In Māori lore, it’s said that Kupe, the navigator, chased down the monstrous octopus named Te Wheke-o-Muturangi. This creature, the scourge of the tribe’s fish supply, met its end in Cook Strait at Kupe’s cunning hands. Tricked into clutching fast to gourds of water with its tentacles, it met its demise. While early Māori snatched octopus with their bare hands, Kupe opted for a swift smack to the head.

Pinnoctopus cordiformis, with its vivid hues of orange-brown or purple-grey and distinctive rows of suckers, lurks in the shallows along our coastline, dining on blue cod, crayfish, crabs and shellfish, thus explaining its delectable taste. A by-catch of crayfishing, this species fits the bill for sustainable fishing – zero by-catch, fast growth, short lifespan and prolific breeding. As yet there is no fishery quota in place.

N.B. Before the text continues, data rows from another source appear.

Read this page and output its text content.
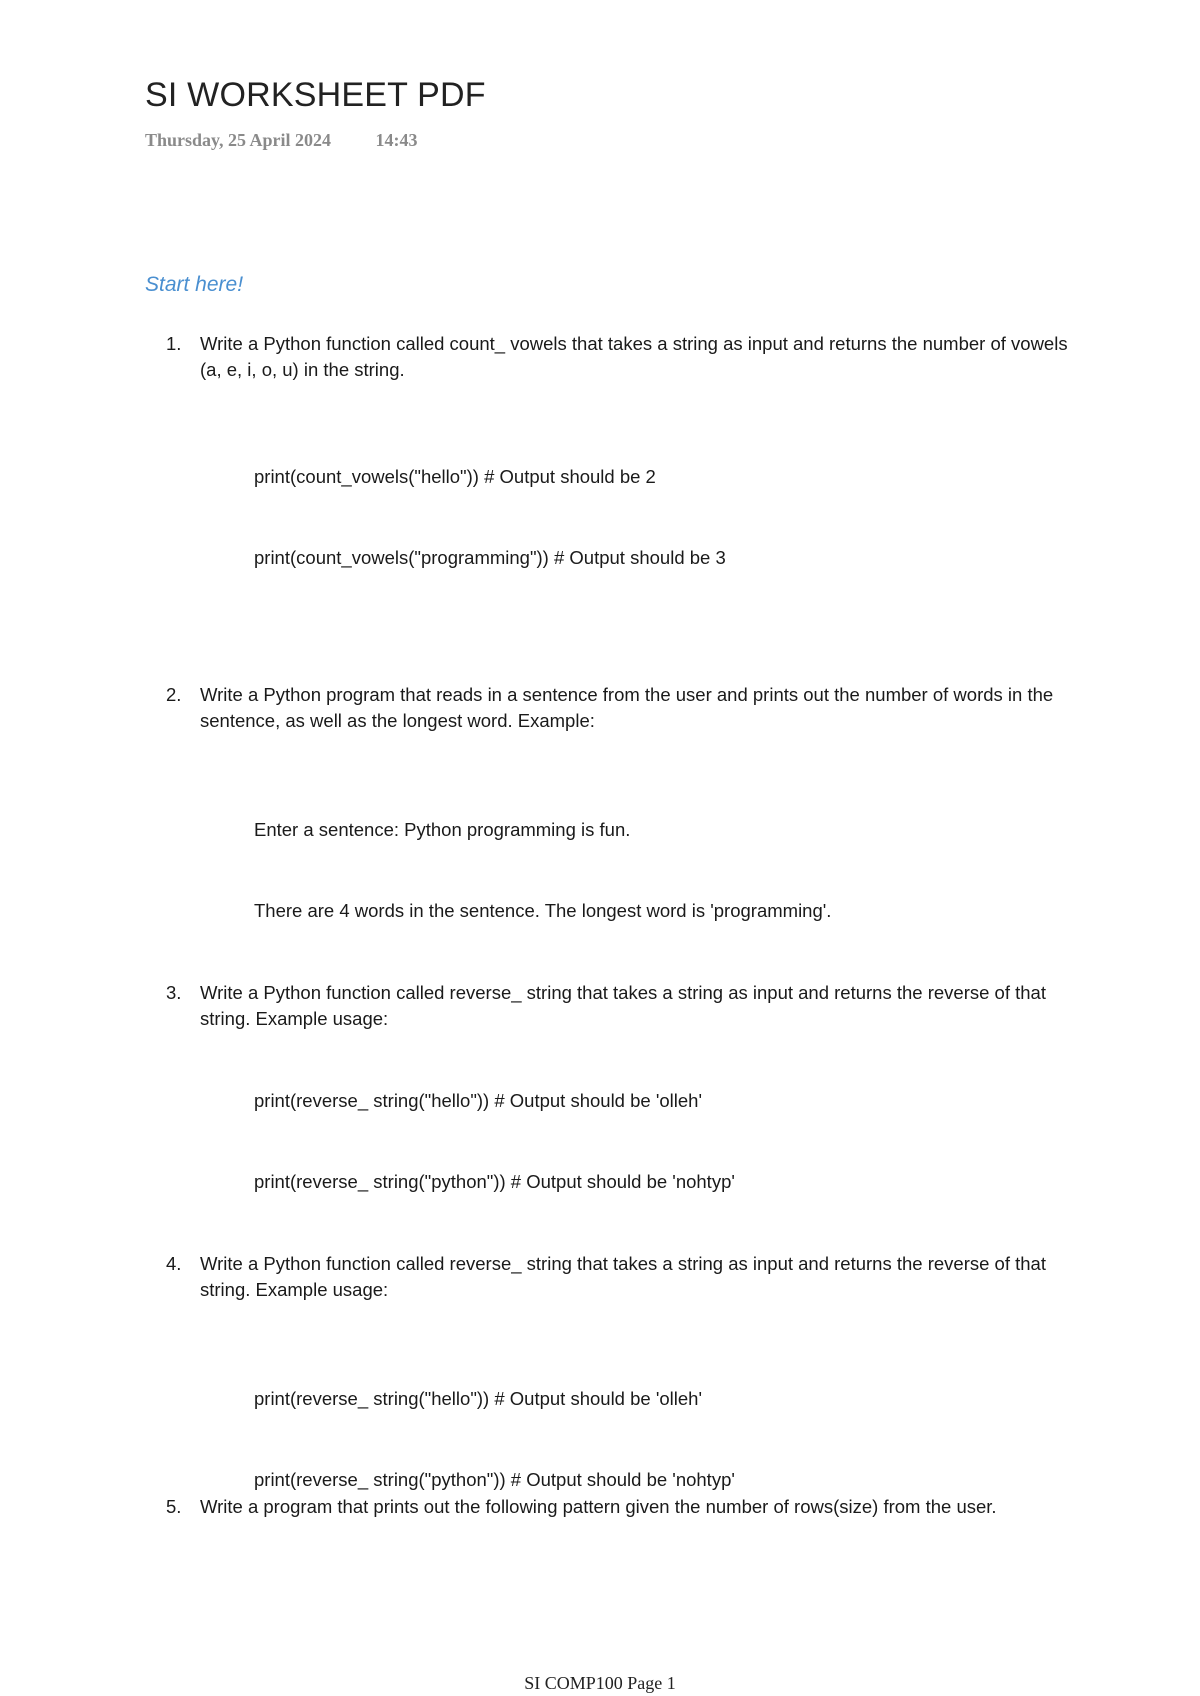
SI WORKSHEET PDF
Thursday, 25 April 2024 14:43
Start here!
1.	Write a Python function called count_ vowels that takes a string as input and returns the number of vowels (a, e, i, o, u) in the string.

print(count_vowels("hello")) # Output should be 2

print(count_vowels("programming")) # Output should be 3

2.	Write a Python program that reads in a sentence from the user and prints out the number of words in the sentence, as well as the longest word. Example:

Enter a sentence: Python programming is fun.

There are 4 words in the sentence. The longest word is 'programming'.

3.	Write a Python function called reverse_ string that takes a string as input and returns the reverse of that string. Example usage:

print(reverse_ string("hello")) # Output should be 'olleh'

print(reverse_ string("python")) # Output should be 'nohtyp'

4.	Write a Python function called reverse_ string that takes a string as input and returns the reverse of that string. Example usage:

print(reverse_ string("hello")) # Output should be 'olleh'

print(reverse_ string("python")) # Output should be 'nohtyp'

5.	Write a program that prints out the following pattern given the number of rows(size) from the user.
SI COMP100 Page 1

A culinary marvel, octopus seduces palates far and wide with its unique texture and adaptability. From grilling to braising to delicate sashimi, this oceanic wonder offers endless possibilities. Its mild, sweet flavour welcomes a plethora of seasonings, enticing adventurous eaters and seasoned gourmands.

Mediterranean kitchens showcase octopus in various forms with dishes such as Spanish Pulpo a la Gallega, where traditionally, it is boiled then sliced and served with paprika, olive oil and potatoes. In Greece, octopus graces the table as a delightful meze, marinated in olive oil, lemon juice and herbs. The Japanese have perfected the art of serving it raw as sashimi or delicately cooked in Takoyaki, a savoury snack of battered and fried balls of octopus. In Goan cuisine, heavily tinged by 450 years of Portuguese rule, octopus comes grilled tandoori style, imbued with a deep, smoky flavour from an overnight marinade.

The journey from sea to plate isn’t without its challenges. Octopus can be notoriously tough if not prepared correctly, requiring careful cooking techniques to achieve the desired tenderness (freezing before cooking works wonders). Slow-braising in a rich sauce for a comforting stew or a rapid searing over an open flame will unlock its full potential, ensuring each bite is a delight.

OCTOPUS PREPARATION

An octopus is a cephalopod (along with squid and cuttlefish). A whole octopus comprises the head, muscular tentacles, ink sac and intestines. Unlike squid, octopus lacks cartilage support. They are readily available in fish markets and you can often purchase the tentacles separately.

SELECTING & HANDLING

  • When buying octopus, ensure it smells sweet, without any hint of ammonia.
  • Use promptly after purchase and avoid storing it with the guts intact.
  • Do not leave octopus to soak in water as they absorb it.
  • Octopus freezes well and becomes more tender upon thawing.
  • People do crazy things in pursuit of tender tentacles – beating them against rocks, adding wine corks to the pot as they cook (hoping for something magical to happen) and even tossing them in a cement mixer or a washing machine on a spin cycle. The Japanese believe in pounding them with a daikon radish. All you actually need is enough heat along with enough time.

PREPARATION

  • When buying frozen octopus, thaw it in the fridge and use it promptly.
  • Cut the tentacles away from the head below the central beak.
  • Thoroughly wash and dry the tentacles.
  • Some cooks prefer removing the suckers and trimming the tips of each tentacle.
  • The skin can be peeled under running water, although this is easier post-cooking.

MARINATING & COOKING

  • For grilling or barbecuing, marinate octopus overnight in olive oil, finely chopped garlic and bay leaves.
  • Drain off excess oil and grill for several minutes on each side.
  • Test for doneness by slipping a knife through the tentacle; it should penetrate easily when cooked.